With independent television journalists reporting tirelessly on Portugal’s continuing wildfire calamity, it has become glaringly obvious that many communities are being left to fight walls of advancing flames on their own; that water supplies are dwindling and that support in the form of the prime minister and the minister of interior administration has been so lacking that it is now an embarrassment.
CHEGA leader André Ventura said on SIC last night that, for his party at least, this minister (Maria Lúcia Amaral) has exceeded all limits of acceptance. It is time for her to go.
Ventura’s stance comes after days of silence – filled only by television reports that show how chaotic combat appears to be organised, and how so many people say “there was not one firefighter in the village when the fire arrived”.
In one area, a village was left to become completely surrounded by flames, so that firefighters could not even reach it. No-one could get in, and no-one could get out. And the villagers fought on, united, to save their homes.
Other political figures have said barely a thing: PS leader José Luís Carneiro has suggested that the government ‘urgently convene the national Civil Protection Commission’, but André Ventura dismisses this idea, saying it will “solve nothing”.
In Ventura’s mindset, “the government has got to govern”. And this is not what it has been doing in terms of the weeks of fires breaking out all over the north and central interior.
Yesterday, with the death of one firefighter when an engine overturned in Covilhã – and the ‘statement’ by the Minister of Interior Administration (that the situation of alert was to be extended by 48-hours) without allowing journalists’ questions – CHEGA’s uncharacteristic patience snapped.
Echoing the criticism, and sense of disbelief, that came last week from presidential candidate Henrique Gouveia e Melo, Ventura weighed in with everything he feels has failed: “We should have activated the European Civil Protection Mechanism earlier”, the prime minister (who we have all been told has ‘cut short his holiday’), should be on the ground where fires are burning, and so should his minister of Interior Administration, who gives press statements in pearls.
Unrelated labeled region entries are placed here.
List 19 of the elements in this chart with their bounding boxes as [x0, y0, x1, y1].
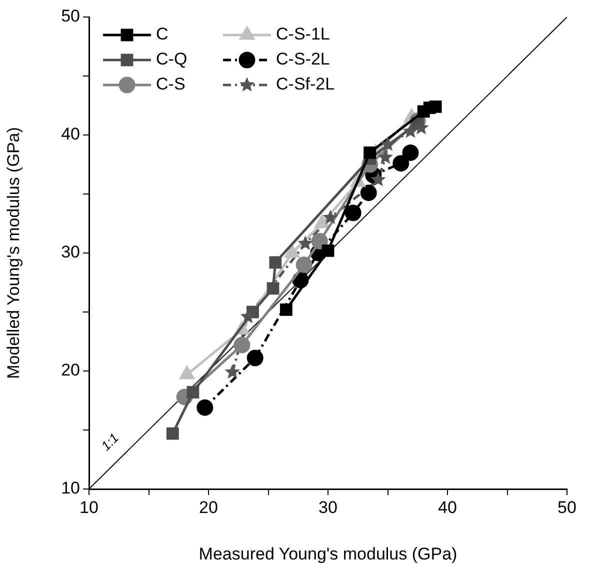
- legend-label: C-S-1L: [276, 24, 330, 44]
- legend-label: C-S: [156, 74, 186, 94]
- y-tick-label: 10: [61, 478, 80, 498]
- x-tick-label: 50: [558, 498, 576, 517]
- legend-label: C-S-2L: [276, 50, 330, 69]
- legend-label: C-Q: [156, 50, 188, 69]
- y-tick-label: 20: [61, 360, 80, 380]
- y-tick-label: 50: [61, 6, 80, 26]
- annotation: 1:1: [98, 430, 122, 454]
- legend-label: C-Sf-2L: [276, 74, 335, 94]
- x-tick-label: 20: [199, 498, 218, 517]
- y-axis-title: Modelled Young's modulus (GPa): [4, 127, 23, 379]
- x-axis-title: Measured Young's modulus (GPa): [198, 544, 458, 564]
- x-tick-label: 40: [438, 498, 457, 517]
- x-tick-label: 10: [80, 498, 98, 517]
- y-tick-label: 40: [61, 124, 80, 144]
- y-tick-label: 30: [61, 242, 80, 262]
- x-tick-label: 30: [318, 498, 338, 517]
- legend-label: C: [156, 24, 168, 44]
Ventura told SIC that: ‘if the prime minister does not understand that he cannot have a minister who ignores what is happening, leaves local authorities alone, and does not care about people’s suffering, I tell him: CHEGA has reached its limit”.
As a result, the CHEGA leader is calling for an urgent meeting in parliament to ‘ask that the prime minister dismiss the minister of Internal Administration’.
People need to feel that political leaders “are there for them”, he stressed – a theme that has been widely aired over social media, harking back to old images when the country’s president of the day (Ramalho Eanes) was actually right up ‘on the front line’ in his shirtsleeves, beating flames back with the people of the affected community.